La majorité des troubles auditifs surviennent avec l’âge, la première étiologie est la presbyacousie. 5,4 millions de personnes en France souffrent d’une surdité moyenne à profonde, dont 3,5 millions âgées de plus de 60 ans. Au-delà de 50 ans, une personne sur cinq présente une atteinte au moins légère et une personne sur dix plus importante (moyenne à totale). Ces chiffres augmentent avec l’âge pour atteindre plus d’une personne sur deux après 80 ans (Enquête Handicap-Santé par l’INSEE et la DRESS, 2008).
La surdité affecte la qualité de vie. Le handicap est d’abord social, avec des difficultés pour suivre une conversation dans un environnement bruyant et le retentissement sur la communication est source d’isolement. La perte auditive est également associée à une accélération du déclin cognitif ; une perte de 25 dB équivaut à une réduction de performance cognitive de 7 ans ! En dehors de l’isolement social et du déclin cognitif la perte auditive est également associée à d’autres symptômes. La moitié des personnes atteintes de surdité rapportent une autre limitation fonctionnelle motrice, psychique, intellectuelle, cognitive ou visuelle.
En dehors de tous ces retentissements, la surdité est responsable d’un coût non négligeable, celui de la compensation du handicap auditif, ce coût augmente d’autant que la surdité est sévère et responsable d’une perte d’autonomie.

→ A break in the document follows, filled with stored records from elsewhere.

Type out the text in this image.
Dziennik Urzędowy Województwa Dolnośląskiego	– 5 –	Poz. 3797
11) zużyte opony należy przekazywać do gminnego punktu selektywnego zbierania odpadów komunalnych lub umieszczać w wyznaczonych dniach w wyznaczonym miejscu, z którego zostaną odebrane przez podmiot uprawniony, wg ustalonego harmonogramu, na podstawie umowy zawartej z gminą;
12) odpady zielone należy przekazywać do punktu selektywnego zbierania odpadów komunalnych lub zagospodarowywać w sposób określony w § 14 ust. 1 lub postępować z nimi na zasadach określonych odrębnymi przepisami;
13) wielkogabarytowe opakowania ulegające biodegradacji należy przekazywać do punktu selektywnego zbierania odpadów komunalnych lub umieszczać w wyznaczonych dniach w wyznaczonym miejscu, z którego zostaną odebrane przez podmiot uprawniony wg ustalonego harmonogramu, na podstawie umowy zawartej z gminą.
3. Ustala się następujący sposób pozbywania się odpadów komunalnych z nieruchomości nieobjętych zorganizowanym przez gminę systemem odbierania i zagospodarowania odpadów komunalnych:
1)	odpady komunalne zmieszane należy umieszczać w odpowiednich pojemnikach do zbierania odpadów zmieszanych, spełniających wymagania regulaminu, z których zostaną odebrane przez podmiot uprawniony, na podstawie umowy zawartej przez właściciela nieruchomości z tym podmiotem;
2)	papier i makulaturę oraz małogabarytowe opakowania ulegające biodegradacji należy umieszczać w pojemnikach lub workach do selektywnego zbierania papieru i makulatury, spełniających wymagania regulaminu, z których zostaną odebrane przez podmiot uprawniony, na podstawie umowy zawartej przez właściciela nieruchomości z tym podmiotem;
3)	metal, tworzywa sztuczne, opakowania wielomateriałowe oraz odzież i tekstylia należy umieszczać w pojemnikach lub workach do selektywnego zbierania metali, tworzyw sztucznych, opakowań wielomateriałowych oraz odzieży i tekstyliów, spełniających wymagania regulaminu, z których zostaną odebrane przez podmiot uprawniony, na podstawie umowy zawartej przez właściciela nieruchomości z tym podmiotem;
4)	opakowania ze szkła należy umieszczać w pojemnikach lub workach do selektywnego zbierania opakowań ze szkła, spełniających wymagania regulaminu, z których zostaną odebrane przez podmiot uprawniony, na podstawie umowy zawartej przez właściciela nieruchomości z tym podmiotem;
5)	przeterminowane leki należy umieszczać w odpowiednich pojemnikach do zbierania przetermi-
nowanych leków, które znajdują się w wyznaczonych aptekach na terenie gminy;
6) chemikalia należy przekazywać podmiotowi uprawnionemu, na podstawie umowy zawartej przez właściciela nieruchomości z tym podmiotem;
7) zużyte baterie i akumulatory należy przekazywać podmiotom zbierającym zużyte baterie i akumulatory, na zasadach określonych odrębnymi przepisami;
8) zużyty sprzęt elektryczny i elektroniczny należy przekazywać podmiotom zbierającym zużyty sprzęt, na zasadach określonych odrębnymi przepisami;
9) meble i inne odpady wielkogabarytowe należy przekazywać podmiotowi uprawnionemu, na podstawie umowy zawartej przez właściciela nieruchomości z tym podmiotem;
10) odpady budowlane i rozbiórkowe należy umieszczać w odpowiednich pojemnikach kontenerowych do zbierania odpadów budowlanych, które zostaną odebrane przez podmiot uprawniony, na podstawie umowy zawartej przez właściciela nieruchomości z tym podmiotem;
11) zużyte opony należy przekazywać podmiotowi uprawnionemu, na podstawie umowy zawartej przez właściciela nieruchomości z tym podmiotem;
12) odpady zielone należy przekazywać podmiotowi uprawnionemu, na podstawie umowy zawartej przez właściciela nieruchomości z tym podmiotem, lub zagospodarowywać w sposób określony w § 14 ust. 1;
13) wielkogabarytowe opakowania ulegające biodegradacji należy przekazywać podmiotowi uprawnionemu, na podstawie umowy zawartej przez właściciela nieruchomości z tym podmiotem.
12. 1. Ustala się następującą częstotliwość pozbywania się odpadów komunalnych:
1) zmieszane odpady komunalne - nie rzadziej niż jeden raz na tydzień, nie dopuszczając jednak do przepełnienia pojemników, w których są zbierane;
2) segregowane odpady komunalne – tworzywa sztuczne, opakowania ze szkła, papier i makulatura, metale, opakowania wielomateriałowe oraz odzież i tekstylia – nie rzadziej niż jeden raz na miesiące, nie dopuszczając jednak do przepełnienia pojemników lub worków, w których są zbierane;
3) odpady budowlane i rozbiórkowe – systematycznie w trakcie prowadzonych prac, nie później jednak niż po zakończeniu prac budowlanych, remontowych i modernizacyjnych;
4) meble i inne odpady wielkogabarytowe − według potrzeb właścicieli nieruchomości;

Un champ de mesures possibles
À ce jour, il n’y a pas de campagne de dépistage systématique généralisée et c’est la gêne auditive du patient qui motive une consultation et permet de découvrir une surdité. Mais l’évolution étant lentement progressive, de nombreux patients s’habituent et ne consultent qu’à un stade plus avancé. Des moyens de dépistage existent. Un simple questionnaire réalisé en cabinet chez le médecin peut être utilisé dès 55 ans. Il s’agit de questions telles que : Avez-vous des difficultés pour entendre ? Pour suivre une conversation dans le bruit ? Utilisez-vous une aide auditive ?
D’autres mesures sont également possibles tels que des tests clinique en dépistage (voix chuchotée, tic-tac de montre), pouvant être combinés à un test d’audiométrie tonale portable. Des tests auditifs plus spécialisés comme l’audiométrie tonale et vocale permettent d’objectiver et de caractériser la surdité quantitativement en dB et qualitativement (surdité de transmission, surdité de perception ou mixte) ainsi que d’évaluer l’intelligibilité (capacité de compréhension de mots). Les Potentiels Évoqués Auditifs (PEA) permettant l’exploration de toutes les voies auditives sont souvent demandés devant une asymétrie auditive (c’est-à-dire une différence d’audition entre les deux côtés).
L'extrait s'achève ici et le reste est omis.